US president Donald Trump has said he will raise the issue of Hong Kong’s jailed media mogul Jimmy Lai during a summit with Chinese president Xi Jinping later this month.
Mr Trump is due to travel to Beijing for a long-awaited summit on 14 and 15 May, an appointment that has already been delayed once by the outbreak of the US-Israeli war on Iran.
That conflict is among the matters expected to be discussed, as well as broader issues of US-China trade and sticking points such as the fate of the disputed island of Taiwan.
Mr Trump said he brought up Mr Lai’s case when he last met President Xi in October and, during an interview with the conservative Christian news network Salem News Channel on Monday, he vowed to do so again.
Mr Lai, a British citizen and devout Catholic, was sentenced to 20 years in prison for collusion and sedition charges in February this year after a lengthy trial process, a verdict that was met with widespread international criticism. The founder of the now-defunct pro-democracy Apple Daily newspaper has been in jail since he was first arrested in December 2020.
Asked about Mr Lai’s case by conservative political commentator Hugh Hewitt, Mr Trump said: “I will be bringing it up [in China].”
“I brought him (Lai) up,” Mr Trump added, referring to his meeting with Mr Xi in South Korea in October. “There’s a little bitterness, I would say, with him and Jimmy Lai. Hong Kong was not as easy.”

Mr Lai’s 20-year sentence – the maximum penalty under Beijing’s national security law – means the 78-year-old is likely to die in jail, even without the grave concerns from his family and supporters about his ill health.
Mr Trump, who promised to “100 per cent get him out” of jail during his election campaign for a second term, previously said he had asked Mr Xi to “consider” releasing Mr Lai.
“I feel so badly,” the president told reporters in December last year, shortly after Mr Lai was convicted. “I spoke to President Xi about it and I asked to consider his release.”
“He’s an older man and he’s not well. So I did put that request out. We’ll see what happens.”
Just two months after Mr Trump made those remarks, the court in Hong Kong sentenced Mr Lai in a case that was seen as a barometer of press freedom and judicial independence in the former British colony, which became an autonomous territory for 50 years in 1997 after the UK relinquished its colonial rule.

Last week, Mr Lai was announced as the winner of a freedom of speech award by Germany’s public broadcaster Deutsche Welle (DW), in recognition of his contributions to Hong Kong’s pro-democracy movement.
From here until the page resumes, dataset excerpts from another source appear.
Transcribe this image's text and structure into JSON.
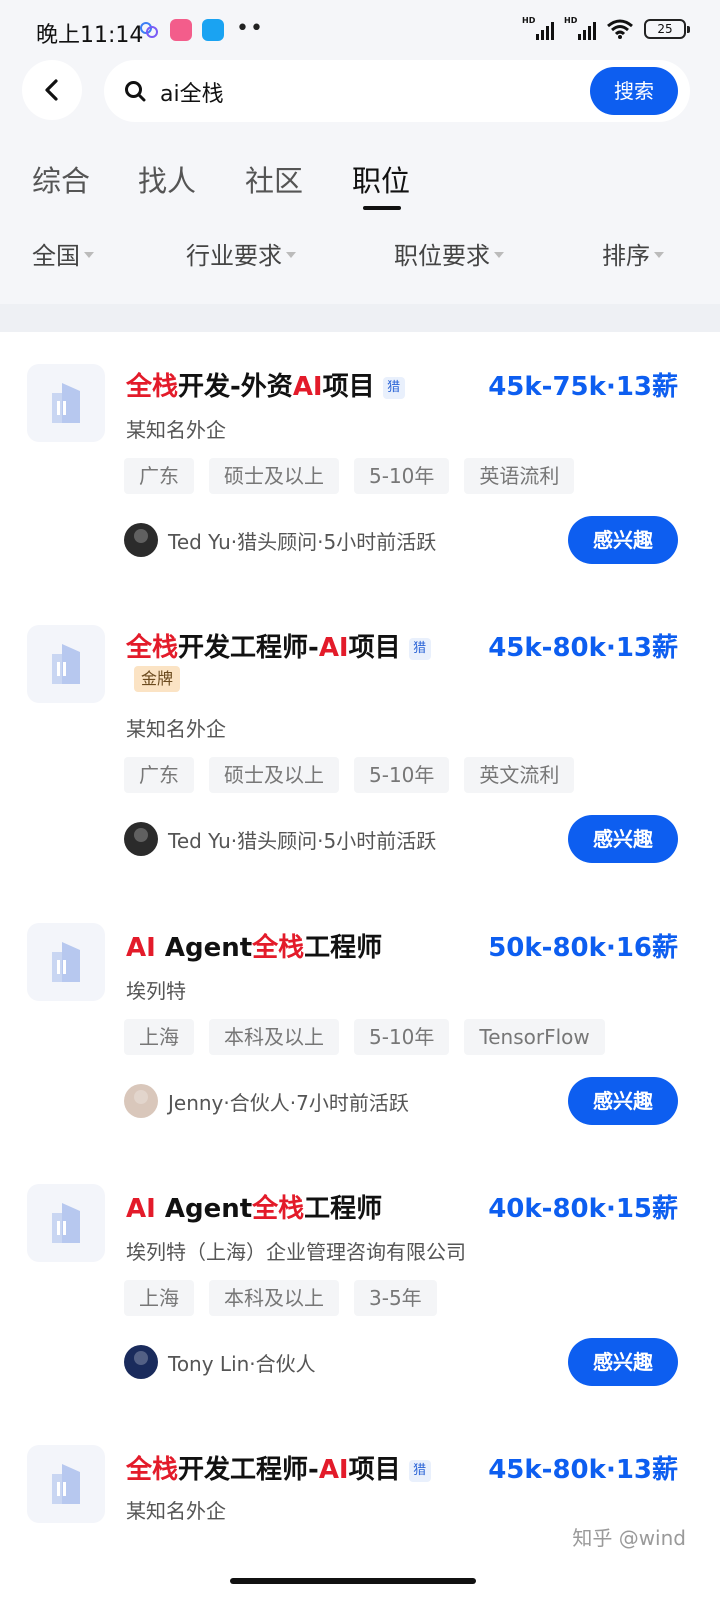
{
  "status_bar": {
    "time": "晚上11:14",
    "dots": "••",
    "battery": "25",
    "hd": "HD"
  },
  "search": {
    "query": "ai全栈",
    "button": "搜索"
  },
  "tabs": [
    {
      "label": "综合"
    },
    {
      "label": "找人"
    },
    {
      "label": "社区"
    },
    {
      "label": "职位",
      "active": true
    }
  ],
  "filters": [
    {
      "label": "全国"
    },
    {
      "label": "行业要求"
    },
    {
      "label": "职位要求"
    },
    {
      "label": "排序"
    }
  ],
  "jobs": [
    {
      "title_parts": [
        "全栈",
        "开发-外资",
        "AI",
        "项目"
      ],
      "badge": "猎",
      "salary": "45k-75k·13薪",
      "company": "某知名外企",
      "tags": [
        "广东",
        "硕士及以上",
        "5-10年",
        "英语流利"
      ],
      "recruiter": "Ted Yu·猎头顾问·5小时前活跃",
      "button": "感兴趣"
    },
    {
      "title_parts": [
        "全栈",
        "开发工程师-",
        "AI",
        "项目"
      ],
      "badge": "猎",
      "gold": "金牌",
      "salary": "45k-80k·13薪",
      "company": "某知名外企",
      "tags": [
        "广东",
        "硕士及以上",
        "5-10年",
        "英文流利"
      ],
      "recruiter": "Ted Yu·猎头顾问·5小时前活跃",
      "button": "感兴趣"
    },
    {
      "title_parts": [
        "AI",
        " Agent",
        "全栈",
        "工程师"
      ],
      "salary": "50k-80k·16薪",
      "company": "埃列特",
      "tags": [
        "上海",
        "本科及以上",
        "5-10年",
        "TensorFlow"
      ],
      "recruiter": "Jenny·合伙人·7小时前活跃",
      "button": "感兴趣"
    },
    {
      "title_parts": [
        "AI",
        " Agent",
        "全栈",
        "工程师"
      ],
      "salary": "40k-80k·15薪",
      "company": "埃列特（上海）企业管理咨询有限公司",
      "tags": [
        "上海",
        "本科及以上",
        "3-5年"
      ],
      "recruiter": "Tony Lin·合伙人",
      "button": "感兴趣"
    },
    {
      "title_parts": [
        "全栈",
        "开发工程师-",
        "AI",
        "项目"
      ],
      "badge": "猎",
      "salary": "45k-80k·13薪",
      "company": "某知名外企"
    }
  ],
  "watermark": "知乎 @wind",
  "colors": {
    "accent": "#0d5ef0",
    "highlight": "#e31b2a"
  }
}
The award will be presented in absentia on 23 June at the DW Global Media Forum in Bonn, with the DW panel praising him for standing “unwaveringly for press freedom in Hong Kong at great personal risk”.
In a strongly worded rebuttal, the Hong Kong government said the “so-called award” given by an “anti-China organisation and foreign media” was politically motivated and part of foreign attempts to defend Mr Lai.
The Hong Kong government also criticised Reporters Without Borders (RSF) for once again ranking the city 140th out of 180 countries and territories in its 2026 Press Freedom Index. RSF noted that the city had slid 122 places down its rankings since the first index was published 25 years ago.
Hong Kong remains on the list’s “red zone”, which reflects a “very serious” threat to press freedom. It is placed between Rwanda and Syria on the index.
Mr Lai founded Apple Daily in 1995, ahead of 1997 handover, under which China pledged to uphold “one country, two systems” for 50 years. The newspaper aimed to defend freedom of expression in the territory and was openly critical of the Chinese government.
Initially a local tabloid known for sensational headlines and paparazzi-style coverage, it later took on a more overt political role, becoming a prominent voice critical of Beijing’s growing influence over Hong Kong’s politics and civic freedoms.
Apple Daily was forced to shut down in June 2021 after a police raid and the freezing of its assets, one year after Hong Kong’s sweeping new national security laws were imposed.